Five Layers Replace Growing Chat Logs
Conventional AI agents append the entire prior conversation log to the next prompt with every new decision. In long runs, this context grows to roughly 500,000 tokens, according to the team, a multiple of what a single model can still process reliably. AgenticSTS replaces this approach with a bounded contract of five typed layers that are freshly assembled for each individual decision, instead of dragging along raw data from previous turns.
The code published on GitHub distinguishes role templates for different game phases and state schemas with the respective legal actions. Added to this are static game knowledge about cards and enemies as well as a library of strategic rules with clear trigger conditions. The episodic memory layer additionally organizes past runs by character, ascension level, act, and enemy type, so that matching experiences can be retrieved specifically. Each of the five layers can be switched off individually, making its contribution separately measurable.
The testbed is the card game Slay the Spire 2, a rule-based deckbuilder with random elements that, according to the authors, requires hundreds of tactical and strategic decisions per run. The agent controls the game via a programming interface provided by a purpose-built game mod.
Win Rate Rises From Three to Six Victories
In the research group’s tests, the baseline version without the additional skill layer wins three out of ten runs. When the fifth layer with strategic rules is activated, the rate rises to six out of ten runs. According to the AGI-Eval benchmark cited in the paper, frontier language models currently score zero wins at the lowest difficulty level, with a maximum possible defeat threshold of 33 turns. Human players, according to the data, win about sixteen percent of roughly 240 million evaluated community runs. The study thereby addresses an already documented weakness of current language models in very long, strategic task sequences.

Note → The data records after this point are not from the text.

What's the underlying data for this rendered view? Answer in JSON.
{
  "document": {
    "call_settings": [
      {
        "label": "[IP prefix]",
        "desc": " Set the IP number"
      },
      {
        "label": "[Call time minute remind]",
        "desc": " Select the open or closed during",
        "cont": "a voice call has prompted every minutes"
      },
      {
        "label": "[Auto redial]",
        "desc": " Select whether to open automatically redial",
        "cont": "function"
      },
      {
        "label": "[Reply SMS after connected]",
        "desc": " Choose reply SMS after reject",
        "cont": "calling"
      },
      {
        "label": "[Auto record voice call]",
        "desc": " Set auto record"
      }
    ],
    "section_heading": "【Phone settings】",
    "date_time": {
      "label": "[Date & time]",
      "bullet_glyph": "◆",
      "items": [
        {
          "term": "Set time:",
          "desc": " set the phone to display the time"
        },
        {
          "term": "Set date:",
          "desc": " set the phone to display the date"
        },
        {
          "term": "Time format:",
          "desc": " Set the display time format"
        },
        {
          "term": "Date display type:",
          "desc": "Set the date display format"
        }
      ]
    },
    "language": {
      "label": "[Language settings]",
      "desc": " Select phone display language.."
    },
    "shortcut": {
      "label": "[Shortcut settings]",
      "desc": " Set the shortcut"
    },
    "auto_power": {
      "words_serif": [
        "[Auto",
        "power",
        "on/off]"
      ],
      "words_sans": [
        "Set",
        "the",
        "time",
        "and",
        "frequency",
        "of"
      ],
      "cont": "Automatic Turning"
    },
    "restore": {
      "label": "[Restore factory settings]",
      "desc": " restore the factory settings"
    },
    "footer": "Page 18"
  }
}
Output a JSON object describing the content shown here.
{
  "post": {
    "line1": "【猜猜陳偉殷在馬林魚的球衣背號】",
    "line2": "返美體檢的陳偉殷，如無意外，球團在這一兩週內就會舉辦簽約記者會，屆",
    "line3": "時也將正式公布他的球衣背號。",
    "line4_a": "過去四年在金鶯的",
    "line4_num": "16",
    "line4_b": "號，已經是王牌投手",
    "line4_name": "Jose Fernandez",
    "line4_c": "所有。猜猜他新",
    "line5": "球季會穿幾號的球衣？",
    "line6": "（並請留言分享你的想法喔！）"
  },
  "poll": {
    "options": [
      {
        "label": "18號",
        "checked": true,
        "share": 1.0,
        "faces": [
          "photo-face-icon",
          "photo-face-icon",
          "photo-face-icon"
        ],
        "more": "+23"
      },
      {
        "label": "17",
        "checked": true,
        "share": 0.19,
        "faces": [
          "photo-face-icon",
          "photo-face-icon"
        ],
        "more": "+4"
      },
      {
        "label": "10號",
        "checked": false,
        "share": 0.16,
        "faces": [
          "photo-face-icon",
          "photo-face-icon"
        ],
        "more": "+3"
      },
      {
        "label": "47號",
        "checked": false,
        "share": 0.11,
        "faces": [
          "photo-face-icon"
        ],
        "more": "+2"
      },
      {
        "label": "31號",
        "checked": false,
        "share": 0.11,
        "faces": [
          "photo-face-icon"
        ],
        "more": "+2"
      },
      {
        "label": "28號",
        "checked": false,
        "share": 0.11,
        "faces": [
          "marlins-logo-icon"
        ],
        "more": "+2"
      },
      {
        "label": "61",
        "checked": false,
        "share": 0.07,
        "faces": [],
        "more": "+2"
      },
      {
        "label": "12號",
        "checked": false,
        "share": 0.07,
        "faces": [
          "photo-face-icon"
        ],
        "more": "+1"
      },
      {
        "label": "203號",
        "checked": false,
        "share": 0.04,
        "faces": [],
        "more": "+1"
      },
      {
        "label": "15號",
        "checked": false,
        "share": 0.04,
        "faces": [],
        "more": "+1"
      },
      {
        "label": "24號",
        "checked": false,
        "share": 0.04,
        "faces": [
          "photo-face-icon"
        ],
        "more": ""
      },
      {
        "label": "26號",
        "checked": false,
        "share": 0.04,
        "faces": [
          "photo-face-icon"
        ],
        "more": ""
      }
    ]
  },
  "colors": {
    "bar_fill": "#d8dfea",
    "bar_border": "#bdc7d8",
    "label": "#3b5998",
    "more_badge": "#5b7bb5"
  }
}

With only ten runs per configuration, the authors themselves acknowledge that the difference is not statistically confirmed. A Fisher’s exact test reportedly yields a p-value of about 0.37, meaning the improvement counts as a trend rather than a proven effect. The win rates have not been independently verified so far; they come exclusively from the team’s own experiments. More robust conclusions would require significantly larger samples, as the publication itself points out.
Token Usage Stays Constant Over Long Runs
The central efficiency gain lies less in playing strength than in resource consumption. Classic context-appending approaches grow to up to 500,000 tokens within a single run, while the prompt size in AgenticSTS stays nearly the same throughout the entire run. Compared to open-source competing systems, the approach reportedly requires between 66 and 90 times fewer fresh language-model tokens per point scored, according to the team.
The project is provided by the research lab AlayaLab, which maintains the source code openly on GitHub. For verifiability, the team additionally publishes 298 complete game trajectories with condition tags, frozen memory and skill snapshots, as well as complete prompt records and analysis scripts. On the project page at Hugging Face, the paper, published in early July, ranked second on the platform’s paper leaderboard on its release day. Other research groups can use the provided data and code to test individual memory layers in their own experiments. For development teams, flat token usage potentially means lower compute costs for agents that must make many consecutive decisions.
What will matter is whether the principle of bounded, typed memory layers also holds up outside of game testbeds, for instance in customer-service or coding agents whose context windows grow similarly uncontrolled in practice. It also remains open whether the win rate actually stays stable with larger samples or turns out to be statistical noise. Since the code and raw data are freely available, this question should be settled in the coming months through independent follow-up tests.